Originally Posted by unstopabl3
Thank you Mr Fan ;)

@ Diagonal

I am not the kind to ask someone to do my homework for me, although I don't hesitate to ask for help when required. I think I have followed that ideology in this thread as well. I have not asked you to solve the whole question for me. So please stop bashing.

Sorry, my mistake perhaps, but this IS the internet of which little girls should be extremely wary, and I can not read minds. To make the point, how would you distinguish honest effort from someone who IS asking to have their work done for them? The easiest way of all is to simply show one's own effort from the start, however right or wrong it may be [and that's the point if one needs useful assistance], and you showed none. I'm not bashing you at all, but have been bashed for having some suspicion that is warranted as I really can not read minds.
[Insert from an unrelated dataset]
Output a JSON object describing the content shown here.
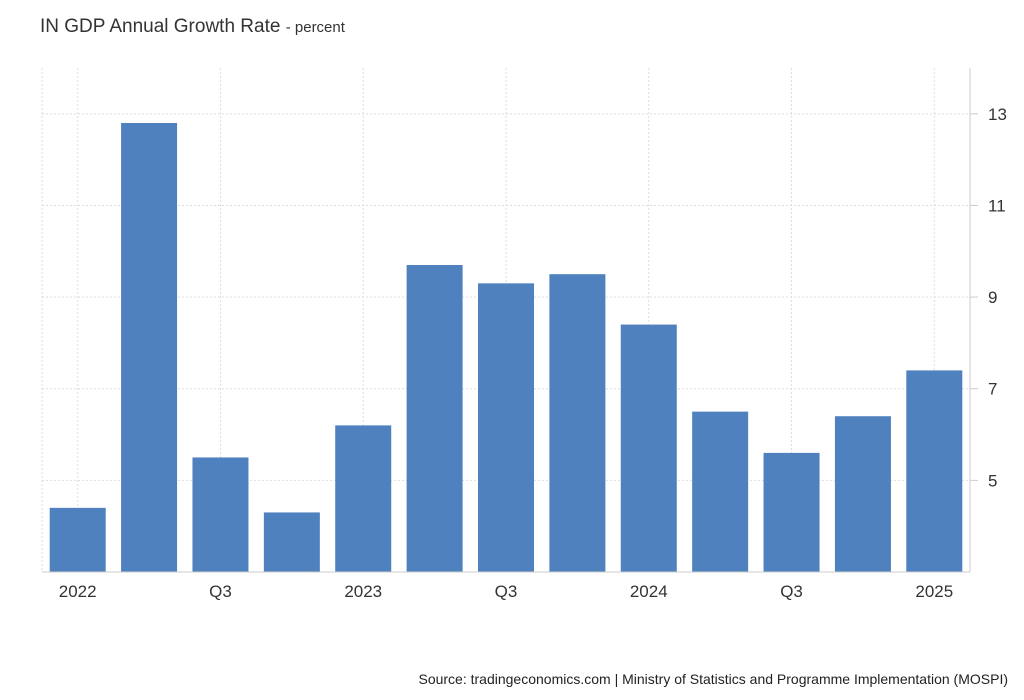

Now that that's settled...

Part (i)
BC is perpendicular to AB, so the slope of BC is the negative inverse of that of AB. The slope of AB is (6-2)/(1-3) = -2. The slope of BC is then 1/2. So the equation is (y - 6)/(x - 1) = 1/2. That is, 2y - x = 11.

Part (ii)
You now have two equations to solve for the point of intersection, C. They are...
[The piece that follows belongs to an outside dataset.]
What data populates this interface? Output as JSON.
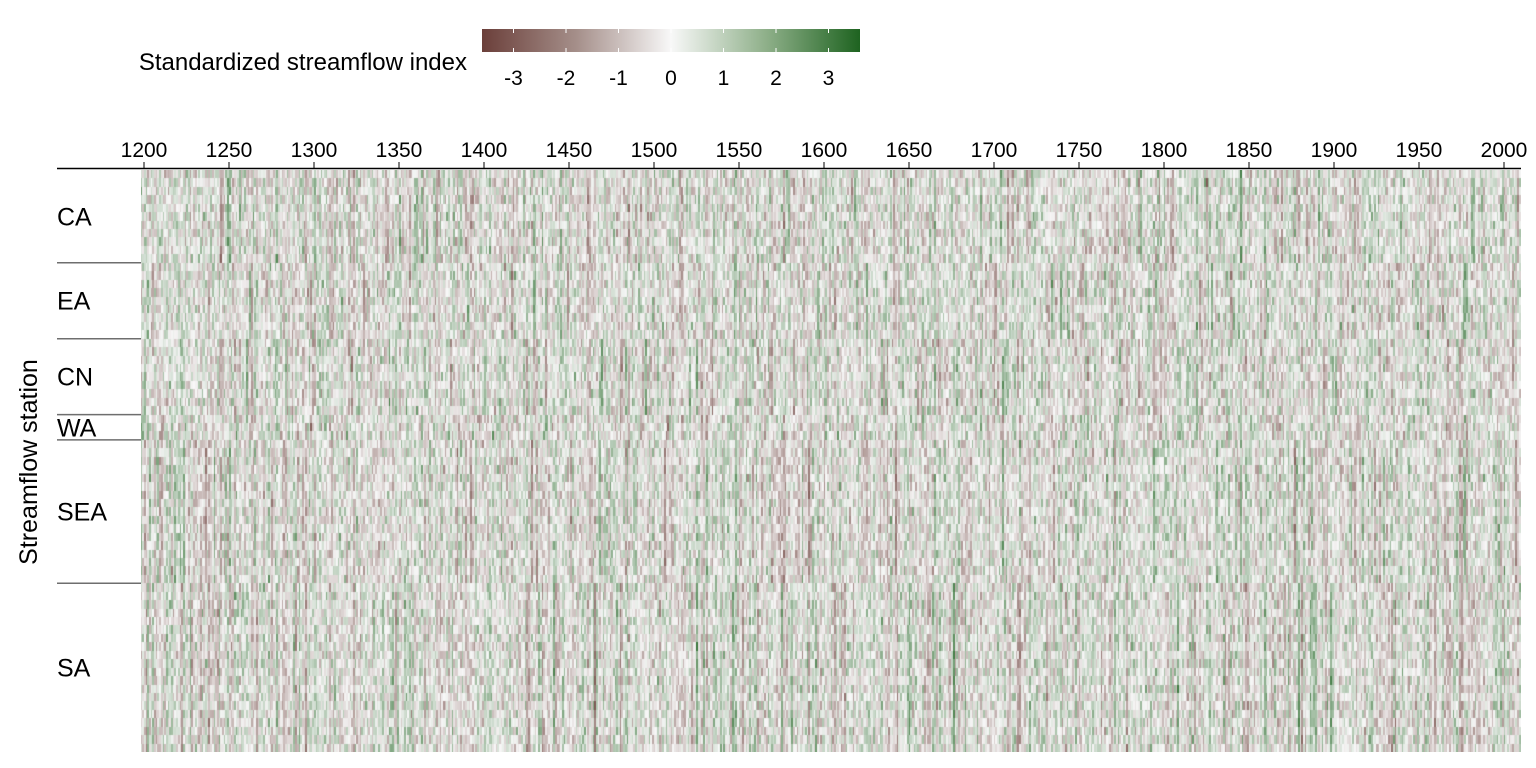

x - 2y = -11, and x - y = 1

You should be able to solve those to get C(13,12)

Part(iii)
You get from D to C in the same manner as from A to B. They have the same slope. The rise is the same length, as is the run. ...

y - 12 = 2 - 6 So y = 8

x - 13 = 3 - 1 So x = 15

and you have D(15,8)

Now, do you see that I was not "bashing" anyone, but willing to help, and that not I nor anyone can determine honest effort if it is not shown? I am really asking only what is being asked of me ...to show my work.
• Mar 5th 2010, 03:43 PM
razemsoft21
Quote:

Originally Posted by unstopabl3
Which software have you used to produce this graph?
Thanks!

the software is (Corel Draw) for both graph and solution.

Thanks again.
• Mar 5th 2010, 09:46 PM
unstopabl3
Quote:

Originally Posted by razemsoft21
the software is (Corel Draw) for both graph and solution.

Thanks again.

That's nice, didn't know corel draw had maths related functions/options.